- #1
wadawalnut
- 14
- 0
Homework Statement
Find the volume of the solid lying inside both the sphere [itex]x^2 + y^2 + z^2 = 4a^2[/itex] and the cylinder [itex]x^2 + y^2 = 2ay[/itex] above the xy plane.
Homework Equations
Polar coordinates:
[tex] r^2 = x^2 + y^2 [/tex]
[tex] x = r\cos(\theta)[/tex]
[tex] y = r\sin(\theta)[/tex]
The Attempt at a Solution
So I tried this problem and got it almost perfectly correct. My result was: [itex]V = \frac{8\pi a^3}{3}[/itex], and the right answer is [itex]V = \frac{8\pi a^3}{3} - \frac{32 a^3}{9} [/itex], so I'm just missing one term. The first thing that crossed my mind was that one of my integrals evaluated to 0, so obviously that's where I went wrong. I checked the solution and noticed the only difference from my work was that the book solution used symmetry and integrated [itex]\theta[/itex] from 0 to [itex]\frac{\pi}{2}[/itex], and I just integrated from 0 to [itex]\pi[/itex]. This is what I did:
[itex]x^2 + y^2 = 2ay[/itex] describes a cylinder with a circle base that is centered at (0,a) and has radius a. Therefore, this cylinder lies entirely in the first and second quadrants, where [itex]\theta[/itex] ranges from [itex](0,\pi)[/itex]. Using cylindrical coordinates, the sphere has the equation [itex] z = \sqrt{4a^2 - r^2} [/itex] and the cylinder has the equation [itex] r^2 = 2ar\sin(\theta) [/itex], or [itex] r = 2a\sin(\theta)[/itex].
[tex] V = \int_{0}^{\pi}\int_{0}^{2a\sin(\theta)}\sqrt{4a^2 - r^2}rdrd\theta[/tex]
Making the substitution [itex] u = 4a^2 - r^2, du = -2rdr[/itex]
[tex] V = \frac{-1}{2} \int_{0}^{\pi}\int_{r = 0}^{r = 2a\sin(\theta)}\sqrt{u}dud\theta[/tex]
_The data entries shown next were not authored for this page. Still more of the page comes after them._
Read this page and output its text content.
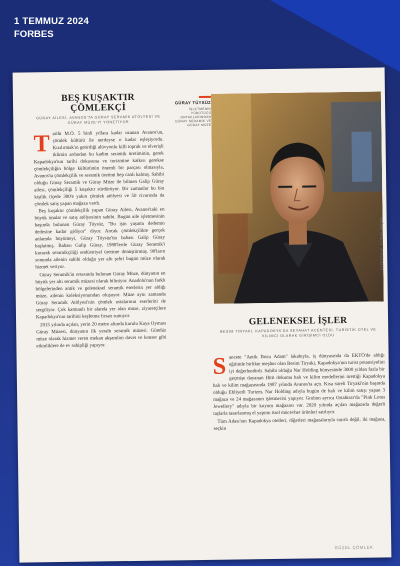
1 TEMMUZ 2024
FORBES
BEŞ KUŞAKTIR ÇÖMLEKÇİ
GÜRAY AİLESİ, AVANOS'TA GÜRAY SERAMİK ATÖLYESİ VE GÜRAY MÜZE'Yİ YÖNETİYOR

Tarihi M.Ö. 5 binli yıllara kadar uzanan Avanos'un, çömlek kültürü ile nerdeyse o kadar eşleşiyordu. Kızılırmak'ın getirdiği alüvyonlu killi toprak ve elverişli iklimin ardından bu kadim seramik üretiminin, gerek Kapadokya'nın tarihi dokusuna ve turizmine katkısı gerekse çömlekçiliğin bölge kültürünün önemli bir parçası olmasıyla, Avanos'ta çömlekçilik ve seramik üretimi hep canlı kalmış. Sahibi olduğu Güray Seramik ve Güray Müze ile bilinen Galip Güray ailesi, çömlekçiliği 5 kuşaktır sürdürüyor. Bir zamanlar bu bin kişilik ilçede 300'e yakın çömlek atölyesi ve 50 civarında da çömlek satış yapan mağaza vardı.

Beş kuşaktır çömlekçilik yapan Güray Ailesi, Avanos'taki en büyük imalat ve satış atölyesinin sahibi. Bugün aile işletmesinin başında bulunan Güray Tüysüz, "Bu işin yaşamı dedemin dedesine kadar gidiyor" diyor. Ancak çömlekçilikte gerçek anlamda büyümeyi, Güray Tüysüz'ün babası Galip Güray başlatmış. Babası Galip Güray, 1980'lerde Güray Seramik'i kurarak seramikçiliği endüstriyel üretime dönüştürmüş. 90'ların sonunda ailenin sahibi olduğu yer altı şehri bugün müze olarak hizmet veriyor.

Güray Seramik'in ortasında bulunan Güray Müze, dünyanın en büyük yer altı seramik müzesi olarak biliniyor. Anadolu'nun farklı bölgelerinden antik ve geleneksel seramik eserlerin yer aldığı müze, ailenin koleksiyonundan oluşuyor. Müze aynı zamanda Güray Seramik Atölyesi'nin çömlek ustalarının eserlerini de sergiliyor. Çok katmanlı bir alanda yer alan müze, ziyaretçilere Kapadokya'nın tarihini keşfetme fırsatı sunuyor.

2015 yılında açılan, yerin 20 metre altında kurulu Kaya Oyması Güray Müzesi, dünyanın ilk yeraltı seramik müzesi. Gündüz müze olarak hizmet veren mekan akşamları davet ve konser gibi etkinliklere de ev sahipliği yapıyor.

GÜRAY TÜYSÜZ
İŞLETMENİN YÜRÜTÜCÜ ORTAKLARINDAN GÜRAY SERAMİK VE GÜRAY MÜZE
FOTOĞRAF: GÜRAY ARŞİVİ
GELENEKSEL İŞLER
BESİM TİRYAKİ, KAPADOKYA'DA SEYAHAT ACENTESİ, TURİSTİK OTEL VE KİLİMCİ OLARAK GİRİŞİMCİ OLDU

Sancete "Antik Bozu Adam" lakabıyla, iş dünyasında da EKTÖ'de aldığı eğitimle birlikte meşhur olan Besim Tiryaki, Kapadokya'nın turist potansiyelini iyi değerlendirdi. Sahibi olduğu Nar Holding bünyesinde 3000 yıldan fazla bir geçmişe dayanan Hitit dokuma halı ve kilim modellerini ürettiği Kapadokya halı ve kilim mağazasında 1987 yılında Avanos'ta açtı. Kısa süreli Tiryaki'nin başında olduğu Ehliyetli Turizm, Nar Holding adıyla bugün de halı ve kilim satışı yapan 3 mağaza ve 24 mağazanın işletmecisi yapıyor. Grubun ayrıca Ortahisar'da "Pink Lotus Jewellery" adıyla bir kuyum mağazası var. 2020 yılında açılan mağazada değerli taşlarla tasarlanmış el yapımı özel mücevher ürünleri satılıyor.

Tüm Adası'nın Kapadokya otelleri, diğerleri mağazalarıyla sınırlı değil, iki mağaza, seçkin

GÜZEL ÇÖMLEK
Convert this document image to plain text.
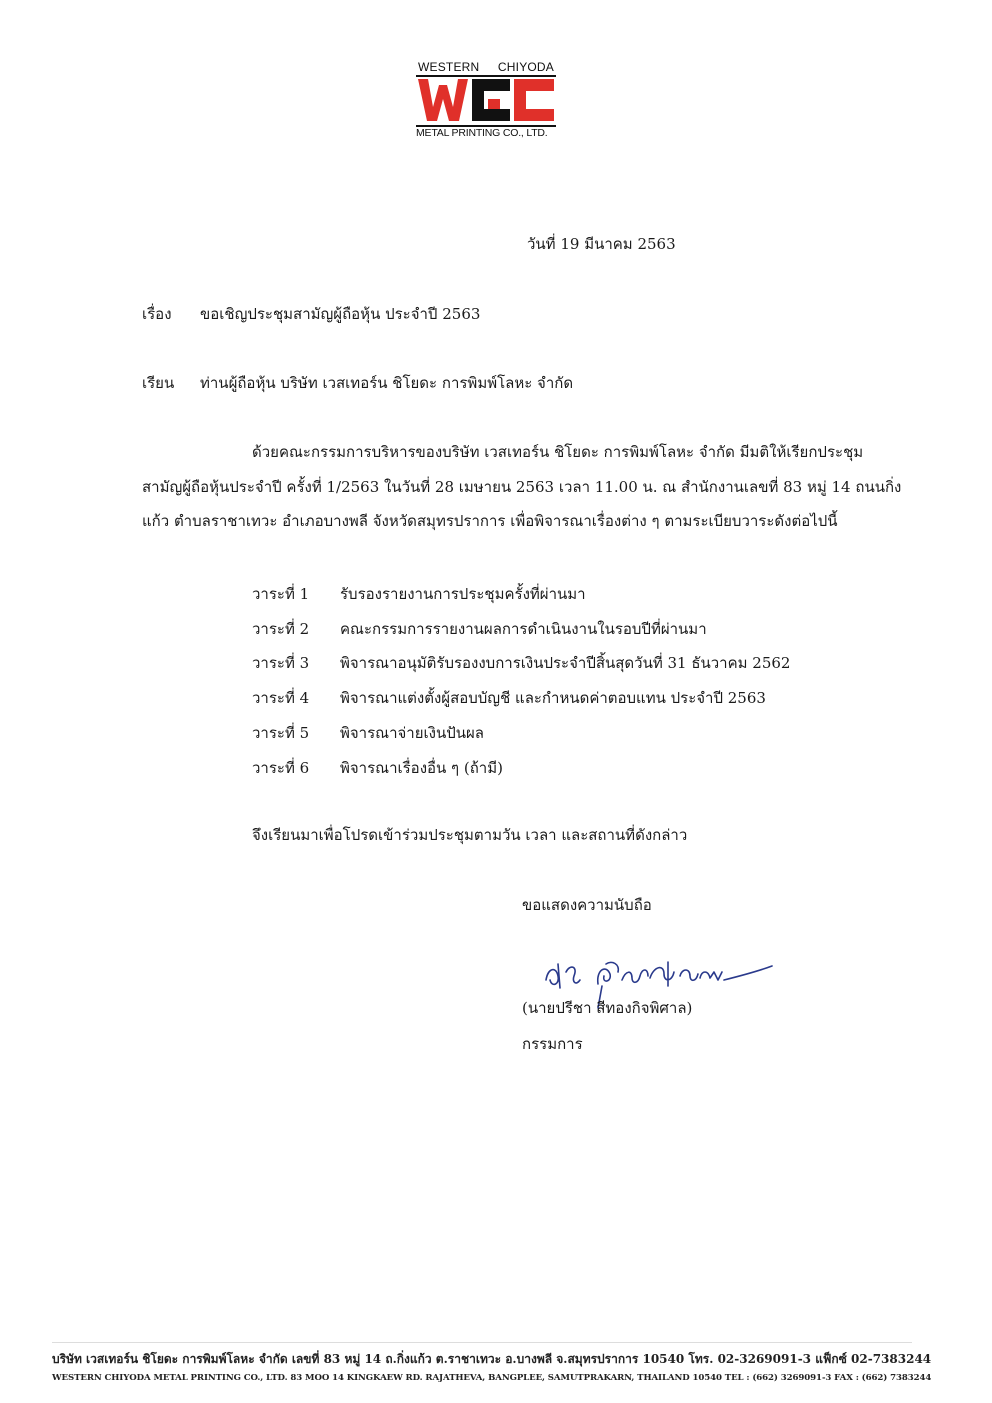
WESTERN CHIYODA
METAL PRINTING CO., LTD.
วันที่ 19 มีนาคม 2563
เรื่อง ขอเชิญประชุมสามัญผู้ถือหุ้น ประจำปี 2563
เรียน ท่านผู้ถือหุ้น บริษัท เวสเทอร์น ชิโยดะ การพิมพ์โลหะ จำกัด
ด้วยคณะกรรมการบริหารของบริษัท เวสเทอร์น ชิโยดะ การพิมพ์โลหะ จำกัด มีมติให้เรียกประชุม
สามัญผู้ถือหุ้นประจำปี ครั้งที่ 1/2563 ในวันที่ 28 เมษายน 2563 เวลา 11.00 น. ณ สำนักงานเลขที่ 83 หมู่ 14 ถนนกิ่ง
แก้ว ตำบลราชาเทวะ อำเภอบางพลี จังหวัดสมุทรปราการ เพื่อพิจารณาเรื่องต่าง ๆ ตามระเบียบวาระดังต่อไปนี้
วาระที่ 1 รับรองรายงานการประชุมครั้งที่ผ่านมา
วาระที่ 2 คณะกรรมการรายงานผลการดำเนินงานในรอบปีที่ผ่านมา
วาระที่ 3 พิจารณาอนุมัติรับรองงบการเงินประจำปีสิ้นสุดวันที่ 31 ธันวาคม 2562
วาระที่ 4 พิจารณาแต่งตั้งผู้สอบบัญชี และกำหนดค่าตอบแทน ประจำปี 2563
วาระที่ 5 พิจารณาจ่ายเงินปันผล
วาระที่ 6 พิจารณาเรื่องอื่น ๆ (ถ้ามี)
จึงเรียนมาเพื่อโปรดเข้าร่วมประชุมตามวัน เวลา และสถานที่ดังกล่าว
ขอแสดงความนับถือ
(นายปรีชา สีทองกิจพิศาล)
กรรมการ
บริษัท เวสเทอร์น ชิโยดะ การพิมพ์โลหะ จำกัด เลขที่ 83 หมู่ 14 ถ.กิ่งแก้ว ต.ราชาเทวะ อ.บางพลี จ.สมุทรปราการ 10540 โทร. 02-3269091-3 แฟ็กซ์ 02-7383244
WESTERN CHIYODA METAL PRINTING CO., LTD. 83 MOO 14 KINGKAEW RD. RAJATHEVA, BANGPLEE, SAMUTPRAKARN, THAILAND 10540 TEL : (662) 3269091-3 FAX : (662) 7383244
[tex] V = \frac{-1}{3} \int_{0}^{\pi}(4a^2 - r^2)^{3/2}\bigg|_{0}^{2a\sin(\theta)}d\theta[/tex]
[tex] V = \frac{-1}{3} \int_{0}^{\pi}\left[(4a^2(1 - sin^2(\theta))^{3/2} - (4a^2)^{3/2}\right]d\theta[/tex]
[tex] V = \frac{-1}{3} \int_{0}^{\pi}\left[(4a^2)^{3/2}(cos^2(\theta))^{3/2} - 8a^3\right]d\theta[/tex]
[tex] V = \frac{-8a^3}{3} \int_{0}^{\pi}cos^3(\theta)d\theta + \frac{8\pi a^3}{3}[/tex]
Now, the remaining integral evaluates to 0 because it will be a function of [itex]\sin(\theta)[/itex] where [itex]\theta \in (0,\pi)[/itex].
I see that if I were to use symmetry like it was done in the book ([itex] \theta \in (0,\frac{\pi}{2})[/itex]) and multiply everything by 2, my integral should return the right answer. I just don't understand why what I did was wrong.